Qui dirige vraiment Madagascar ? Une mafia diront certains, qui utilisent néanmoins la formule dans son sens figuré.

« La » mafia, cette fois au sens propre, est-on plutôt tenté de dire après s’être penché sur les implications économiques, financières, sociales et politiques du commerce illégal du bois de rose. Les récits qui remontent de la région de la SAVA, et plus particulièrement de la ville d’Antalaha, sont accablants et convergents. L’éclairage apporté par l’interview de Hery Randriamalala dans l’édition de ce jour ne fait que le confirmer. C’est un pays tout entier qui est aujourd’hui drogué à l’argent, et qui y perd tous ses repères.

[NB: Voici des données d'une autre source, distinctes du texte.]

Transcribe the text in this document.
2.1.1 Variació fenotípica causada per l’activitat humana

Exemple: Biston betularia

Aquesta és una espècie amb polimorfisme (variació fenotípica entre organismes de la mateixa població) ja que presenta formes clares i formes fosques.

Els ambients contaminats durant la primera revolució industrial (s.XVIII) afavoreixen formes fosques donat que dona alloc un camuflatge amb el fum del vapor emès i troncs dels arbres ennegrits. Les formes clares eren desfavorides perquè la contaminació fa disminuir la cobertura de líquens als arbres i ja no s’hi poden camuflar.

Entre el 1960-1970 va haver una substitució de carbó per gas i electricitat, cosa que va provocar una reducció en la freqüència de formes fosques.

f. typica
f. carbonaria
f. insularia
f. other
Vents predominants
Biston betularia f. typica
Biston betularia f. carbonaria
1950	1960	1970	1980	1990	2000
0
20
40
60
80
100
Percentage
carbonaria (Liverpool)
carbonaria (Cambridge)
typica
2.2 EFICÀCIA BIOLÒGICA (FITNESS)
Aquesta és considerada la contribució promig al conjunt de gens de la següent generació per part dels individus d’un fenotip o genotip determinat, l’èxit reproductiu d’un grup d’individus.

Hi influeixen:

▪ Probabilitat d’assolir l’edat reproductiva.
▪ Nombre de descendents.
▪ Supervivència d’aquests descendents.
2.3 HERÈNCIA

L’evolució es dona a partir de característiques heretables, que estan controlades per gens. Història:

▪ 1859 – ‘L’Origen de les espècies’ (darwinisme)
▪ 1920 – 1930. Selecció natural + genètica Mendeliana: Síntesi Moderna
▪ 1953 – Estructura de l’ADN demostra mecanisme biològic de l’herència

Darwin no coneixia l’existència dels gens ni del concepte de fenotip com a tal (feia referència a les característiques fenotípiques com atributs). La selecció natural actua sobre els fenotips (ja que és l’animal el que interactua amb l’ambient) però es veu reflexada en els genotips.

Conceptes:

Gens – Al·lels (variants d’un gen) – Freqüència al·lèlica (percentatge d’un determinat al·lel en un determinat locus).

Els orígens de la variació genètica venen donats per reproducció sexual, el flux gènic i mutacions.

Cela lui était déjà arrivé auparavant, à l’époque des cours les plus élevés de la vanille. Rares furent les sages qui comprirent à l’époque que tout cela ne pouvait être que très passager et qui surent se dégager de la situation au moment opportun, en ayant constitué auparavant d’utiles réserves pour les futures années difficiles. Bon nombre d’autres y ont par contre laissé quelques énormes ardoises. Ce ne fut pas le plus grave. Certains parmi eux y ont laissé leur peu de moralité et n’ont gardé de cette époque qu’un furieux appétit d’argent et un goût immodéré pour les rutilants 4x4. Pour d’autres encore, l’appétit d’argent ne visait pas qu’à satisfaire des envies : il y avait également l’impérieuse obligation de rembourser des dettes contractées auprès de personnalités parfois plus douteuses les unes que les autres.

Dans nombre de dossiers aux relents de scandale financier et au parfum d’enrichissement rapide et sans cause qui ont ponctué ces 25 dernières années, l’on entend souvent revenir certains noms murmurés. Ces gens là font un peu de tout, de la quincaillerie au transport en passant par les produits de première nécessité. Les dernières années et l’épisode bois de rose ont permis de constater qu’ils constituaient un véritable réseau.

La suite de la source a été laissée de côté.